Smart Fish

By sunup, the orange dotted tuskfish has already arrived at his workshop on Australia’s Great Barrier Reef, and to get ahead in this challenging world it has opted for ingenuity. It has joined the exclusive club of animals – predominantly mammals and birds – that have found ways of using ‘tools’. It likes to eat clams, so it uses a neat trick to expose one buried in the sand. Instead of blowing a mouthful of water at it, the fish turns away from the clam and snaps shut its gill covers, blasting water in the same way that closing a book creates a waft of air. Then it grabs the clam in its mouth and, with a deft movement of the head and body, smashes it against a coral. The blows are so precise that, after a short time, the shell breaks apart. The fish then gobbles it down, swallowing the soft flesh and spitting out shattered shell fragments.

While scouring the reef for signs of tuskfish activity, one individual in particular caught the eye of assistant producer Rachel Butler and underwater cameraman Roger Munns.

‘We weren’t really sure we were going to see anything when we first found the tuskfish we nicknamed “Percy”, but within a few minutes he’d found a shell and set off to his favourite coral head, where he proceeded, with violent swings of his head, to smash it to bits. Although we knew what to expect, Rachel and I were both dumbfounded at his amazing behaviour.’

Diver and fish
Blue Planet II

Seeing a fish use a "tool" for the first time was truly remarkable

‘Seeing a fish use a “tool” for the first time was truly remarkable,’ adds Rachel. ‘Percy came back to his “castle” each day. He was a tenacious little thing, swimming for hours every day in search of clams that he would bash on his anvil for up to 20 minutes at a time.’

Tuskfish and shell

Piles of broken shells scattered around the coral head indicate that the tuskfish regularly uses the same ‘anvil’. Furthermore, similar collections of broken shells can be observed across the Great Barrier Reef, suggesting the behaviour may be widespread. Despite being a relatively conspicuous behaviour, anvil use in tuskfish had rarely been observed in Australia prior to commencement of filming Blue Planet II and has been professionally filmed for the first time by this series.

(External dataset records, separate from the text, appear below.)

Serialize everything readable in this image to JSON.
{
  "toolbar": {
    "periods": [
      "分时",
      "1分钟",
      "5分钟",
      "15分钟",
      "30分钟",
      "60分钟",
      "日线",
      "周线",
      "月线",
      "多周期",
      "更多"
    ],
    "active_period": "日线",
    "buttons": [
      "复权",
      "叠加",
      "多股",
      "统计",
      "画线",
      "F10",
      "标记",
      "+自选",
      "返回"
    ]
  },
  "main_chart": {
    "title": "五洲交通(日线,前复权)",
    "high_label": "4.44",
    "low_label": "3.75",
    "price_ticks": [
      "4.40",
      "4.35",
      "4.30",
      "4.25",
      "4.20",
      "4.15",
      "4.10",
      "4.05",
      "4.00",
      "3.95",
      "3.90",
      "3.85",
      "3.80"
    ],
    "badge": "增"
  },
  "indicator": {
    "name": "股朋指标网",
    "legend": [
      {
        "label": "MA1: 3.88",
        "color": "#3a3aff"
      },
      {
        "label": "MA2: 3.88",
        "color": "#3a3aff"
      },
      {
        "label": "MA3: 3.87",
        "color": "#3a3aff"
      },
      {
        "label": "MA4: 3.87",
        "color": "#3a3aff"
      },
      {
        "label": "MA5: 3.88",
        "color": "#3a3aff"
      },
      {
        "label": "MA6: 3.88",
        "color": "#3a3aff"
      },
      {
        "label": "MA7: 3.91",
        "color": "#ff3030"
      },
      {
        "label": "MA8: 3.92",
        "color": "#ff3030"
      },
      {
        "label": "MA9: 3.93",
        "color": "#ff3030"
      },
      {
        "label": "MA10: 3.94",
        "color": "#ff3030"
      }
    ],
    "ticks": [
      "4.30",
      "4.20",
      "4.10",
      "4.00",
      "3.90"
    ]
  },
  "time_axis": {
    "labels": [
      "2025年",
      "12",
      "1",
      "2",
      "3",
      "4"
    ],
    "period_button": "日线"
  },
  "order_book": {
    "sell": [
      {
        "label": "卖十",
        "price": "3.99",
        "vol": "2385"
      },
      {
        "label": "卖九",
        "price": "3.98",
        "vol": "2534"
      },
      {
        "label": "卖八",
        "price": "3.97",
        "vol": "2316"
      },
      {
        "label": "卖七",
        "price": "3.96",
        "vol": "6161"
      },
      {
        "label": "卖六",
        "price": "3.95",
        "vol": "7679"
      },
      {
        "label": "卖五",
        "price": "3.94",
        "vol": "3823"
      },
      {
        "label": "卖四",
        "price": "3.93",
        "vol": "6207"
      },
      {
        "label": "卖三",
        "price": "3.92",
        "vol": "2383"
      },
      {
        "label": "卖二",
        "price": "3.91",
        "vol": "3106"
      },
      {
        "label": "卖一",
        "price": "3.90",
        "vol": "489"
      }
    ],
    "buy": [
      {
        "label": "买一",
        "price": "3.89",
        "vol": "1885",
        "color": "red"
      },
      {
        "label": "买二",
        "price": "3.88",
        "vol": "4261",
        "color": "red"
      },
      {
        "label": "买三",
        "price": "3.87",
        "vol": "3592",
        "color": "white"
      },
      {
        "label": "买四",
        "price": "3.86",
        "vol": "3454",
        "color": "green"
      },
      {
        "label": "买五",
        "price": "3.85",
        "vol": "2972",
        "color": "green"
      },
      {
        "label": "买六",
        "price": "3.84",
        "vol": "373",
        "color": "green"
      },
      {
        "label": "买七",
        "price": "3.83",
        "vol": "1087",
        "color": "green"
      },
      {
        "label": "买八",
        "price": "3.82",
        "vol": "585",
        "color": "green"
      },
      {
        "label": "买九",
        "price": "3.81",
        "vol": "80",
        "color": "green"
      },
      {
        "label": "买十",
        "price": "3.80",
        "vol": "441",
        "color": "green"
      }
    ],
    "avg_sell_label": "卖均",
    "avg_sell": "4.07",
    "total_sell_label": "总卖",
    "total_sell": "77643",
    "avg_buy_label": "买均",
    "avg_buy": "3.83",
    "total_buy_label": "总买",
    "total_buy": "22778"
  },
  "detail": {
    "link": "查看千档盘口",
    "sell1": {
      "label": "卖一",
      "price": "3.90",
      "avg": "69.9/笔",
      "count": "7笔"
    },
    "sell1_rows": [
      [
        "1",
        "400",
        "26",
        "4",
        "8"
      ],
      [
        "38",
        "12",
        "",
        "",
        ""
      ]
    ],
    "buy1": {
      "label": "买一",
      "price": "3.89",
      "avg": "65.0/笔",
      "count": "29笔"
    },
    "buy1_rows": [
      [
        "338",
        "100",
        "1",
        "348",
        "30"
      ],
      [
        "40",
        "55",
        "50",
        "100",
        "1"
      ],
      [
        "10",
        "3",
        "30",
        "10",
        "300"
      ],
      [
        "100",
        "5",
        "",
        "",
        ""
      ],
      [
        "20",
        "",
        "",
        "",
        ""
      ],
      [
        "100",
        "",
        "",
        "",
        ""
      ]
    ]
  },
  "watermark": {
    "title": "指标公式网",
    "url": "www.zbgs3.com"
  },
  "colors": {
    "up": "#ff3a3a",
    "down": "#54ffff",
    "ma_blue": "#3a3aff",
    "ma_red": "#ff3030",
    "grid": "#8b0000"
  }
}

These resourceful tuskfish are in the wrasse family, and since these observations were reported several others have come to light. Off the Florida coast, the yellow-headed wrasse smashes scallops against an anvil rock, and in the Red Sea three species of wrasse collect sea urchins, drag them back to their territory, and break off the spines and split the test against a chosen rock to get at the soft parts inside. Fish are not noted generally for their intelligence, but digging up a clam or collecting a sea urchin, carrying it some distance in its mouth to a preferred anvil and then smashing it open, like a sea otter, requires some degree of forward thinking, and for a fish that’s a big deal.